Il soldato tedesco accettò la sua versione, ma fu una situazione complicata, del tipo: dammi metà di quel cibo e ti lascio andare. Lei fu costretta ad accettare, quelli sono momenti in cui non c'è tempo per pensare due volte. 

Così gliene lasciò una metà, ma poco dopo, o meglio dopo un minuto, il soldato gliela restituì, era ovvio che volesse metterla alla prova. Mia madre fu molto contenta, ma pensò che quel soldato era stato troppo gentile. Era stato troppo cortese e lei se l'era cavata troppo facilmente. Mia madre parlava tedesco molto bene, si sarebbero potuti fermare a parlare insieme, ma lei volle andare via velocemente, non appena riprese il suo cibo.
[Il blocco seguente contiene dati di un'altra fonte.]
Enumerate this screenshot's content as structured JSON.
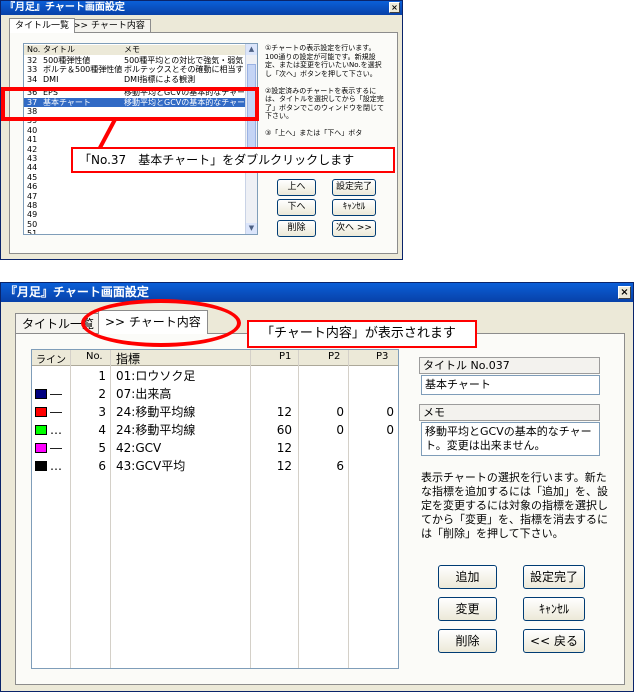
{
  "window_title": "『月足』チャート画面設定",
  "top": {
    "tabs": [
      "タイトル一覧",
      ">> チャート内容"
    ],
    "columns": [
      "No.",
      "タイトル",
      "メモ"
    ],
    "rows": [
      {
        "no": "32",
        "title": "500種弾性値",
        "memo": "500種平均との対比で強気・弱気を",
        "selected": false
      },
      {
        "no": "33",
        "title": "ボルテ＆500種弾性値",
        "memo": "ボルテックスとその確動に相当する",
        "selected": false
      },
      {
        "no": "34",
        "title": "DMI",
        "memo": "DMI指標による観測",
        "selected": false
      },
      {
        "no": "36",
        "title": "EPS",
        "memo": "移動平均とGCVの基本的なチャー",
        "selected": false
      },
      {
        "no": "37",
        "title": "基本チャート",
        "memo": "移動平均とGCVの基本的なチャー",
        "selected": true
      },
      {
        "no": "38",
        "title": "",
        "memo": "",
        "selected": false
      },
      {
        "no": "39",
        "title": "",
        "memo": "",
        "selected": false
      },
      {
        "no": "40",
        "title": "",
        "memo": "",
        "selected": false
      },
      {
        "no": "41",
        "title": "",
        "memo": "",
        "selected": false
      },
      {
        "no": "42",
        "title": "",
        "memo": "",
        "selected": false
      },
      {
        "no": "43",
        "title": "",
        "memo": "",
        "selected": false
      },
      {
        "no": "44",
        "title": "",
        "memo": "",
        "selected": false
      },
      {
        "no": "45",
        "title": "",
        "memo": "",
        "selected": false
      },
      {
        "no": "46",
        "title": "",
        "memo": "",
        "selected": false
      },
      {
        "no": "47",
        "title": "",
        "memo": "",
        "selected": false
      },
      {
        "no": "48",
        "title": "",
        "memo": "",
        "selected": false
      },
      {
        "no": "49",
        "title": "",
        "memo": "",
        "selected": false
      },
      {
        "no": "50",
        "title": "",
        "memo": "",
        "selected": false
      },
      {
        "no": "51",
        "title": "",
        "memo": "",
        "selected": false
      }
    ],
    "instructions": "①チャートの表示設定を行います。100通りの設定が可能です。新規設定、または変更を行いたいNo.を選択し「次へ」ボタンを押して下さい。\n\n②設定済みのチャートを表示するには、タイトルを選択してから「設定完了」ボタンでこのウィンドウを閉じて下さい。\n\n③「上へ」または「下へ」ボタ",
    "buttons": {
      "up": "上へ",
      "down": "下へ",
      "delete": "削除",
      "done": "設定完了",
      "cancel": "ｷｬﾝｾﾙ",
      "next": "次へ >>"
    },
    "callout": "「No.37　基本チャート」をダブルクリックします"
  },
  "bottom": {
    "tabs": [
      "タイトル一覧",
      ">> チャート内容"
    ],
    "callout": "「チャート内容」が表示されます",
    "columns": [
      "ライン",
      "No.",
      "指標",
      "P1",
      "P2",
      "P3"
    ],
    "rows": [
      {
        "color": "",
        "line": "",
        "no": "1",
        "indicator": "01:ロウソク足",
        "p1": "",
        "p2": "",
        "p3": ""
      },
      {
        "color": "#000080",
        "line": "―",
        "no": "2",
        "indicator": "07:出来高",
        "p1": "",
        "p2": "",
        "p3": ""
      },
      {
        "color": "#ff0000",
        "line": "―",
        "no": "3",
        "indicator": "24:移動平均線",
        "p1": "12",
        "p2": "0",
        "p3": "0"
      },
      {
        "color": "#00ff00",
        "line": "…",
        "no": "4",
        "indicator": "24:移動平均線",
        "p1": "60",
        "p2": "0",
        "p3": "0"
      },
      {
        "color": "#ff00ff",
        "line": "―",
        "no": "5",
        "indicator": "42:GCV",
        "p1": "12",
        "p2": "",
        "p3": ""
      },
      {
        "color": "#000000",
        "line": "…",
        "no": "6",
        "indicator": "43:GCV平均",
        "p1": "12",
        "p2": "6",
        "p3": ""
      }
    ],
    "title_label": "タイトル No.037",
    "title_value": "基本チャート",
    "memo_label": "メモ",
    "memo_value": "移動平均とGCVの基本的なチャート。変更は出来ません。",
    "instructions": "表示チャートの選択を行います。新たな指標を追加するには「追加」を、設定を変更するには対象の指標を選択してから「変更」を、指標を消去するには「削除」を押して下さい。",
    "buttons": {
      "add": "追加",
      "done": "設定完了",
      "change": "変更",
      "cancel": "ｷｬﾝｾﾙ",
      "delete": "削除",
      "back": "<< 戻る"
    }
  },
  "colors": {
    "highlight": "#ff0000",
    "selection": "#316ac5",
    "titlebar": "#0a5fd8"
  }
}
Era sulla via per Prinsengracht, ma non continuò per quella strada perché la stavano seguendo. Infatti il tedesco aveva raggiunto il suo compagno e insieme seguivano mia madre. Se fosse andata a Prinsengracht, visto che era nei paraggi, l’avrebbero catturata. Per questa ragione, pensò mia madre, il soldato era stato così gentile con lei. 

Quindi proseguì per Lumeijstraat e lì si fermò. Quel giorno, per menzionare un particolare significativo, gli inquilini dell'Alloggio segreto rimasero senza cibo.